The SDK lowers the cost of building an agent product by a large multiple. It does not change the cost of running one safely. Treat the runtime as a great starting point, not a complete solution. Plan for evaluation, observability, guardrails and cost controls as first-class workstreams in your roadmap, not afterthoughts.
The bigger picture: distribution layers are forming
Zoom out. In the past six months, the agent ecosystem has acquired three new layers it did not have before: a runtime layer (this announcement), a distribution layer (see GitHub's gh skill for a package-manager pattern), and a governance layer (hosted offerings from the major labs). For Indian and UK builders, the practical consequence is that you can now compose an agent product from off-the-shelf parts in a way that simply was not possible last year.

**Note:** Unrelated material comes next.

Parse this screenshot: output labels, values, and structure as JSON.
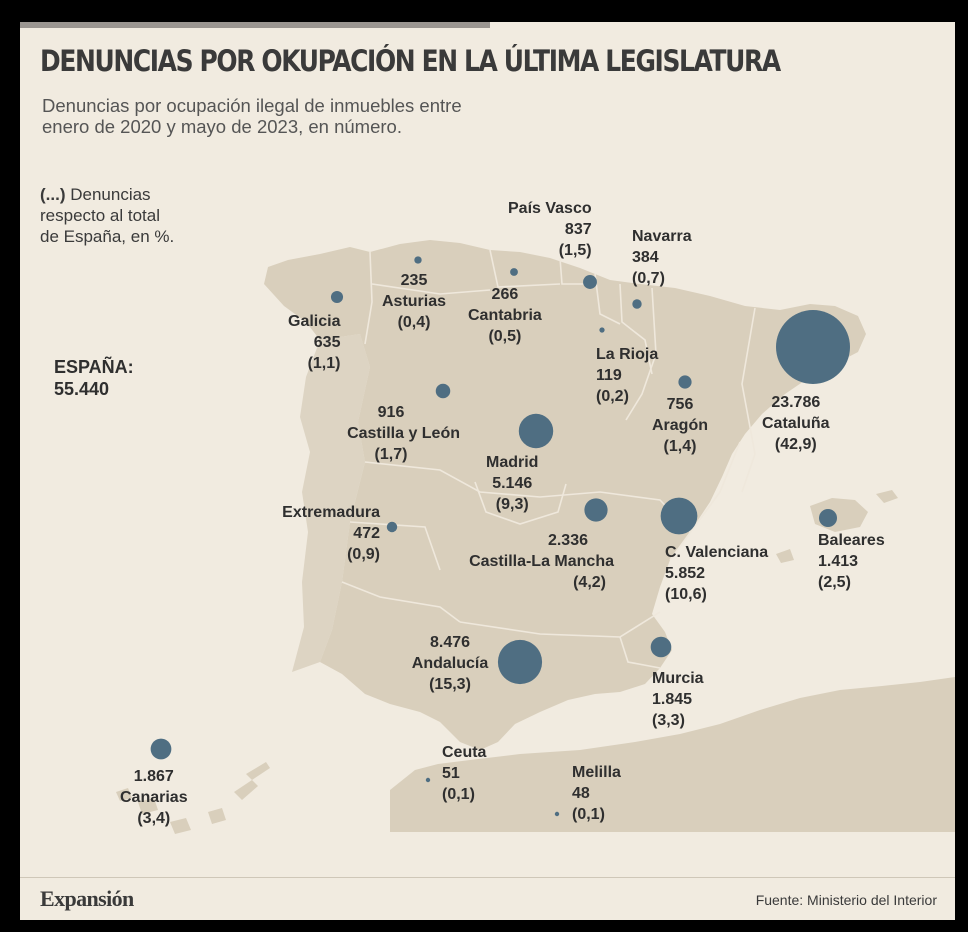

The new ceiling is no longer the runtime; it is the quality of your domain knowledge, the tightness of your evaluation loop, and the safety story you can put in front of a buyer. Those have always been the things that mattered. Cline's SDK release just makes them harder to hide behind a "we are still building the platform" excuse.
Final read
This is one of the more consequential open-source releases of the year for builders shipping coding agents. The runtime is real, production-tested, provider-neutral, and free. The benchmark numbers are credible. The companion CLI shows the runtime is not a toy. The trade-off is honest — you still own evaluation, observability, guardrails and cost control. For most Indian and UK teams that have been quietly stitching their own agent loop together since 2024, the right move this month is to spike the SDK against your real workload, measure the deltas, and decide whether to keep your bespoke loop or retire it. The opportunity cost of not doing that experiment is now larger than the cost of doing it.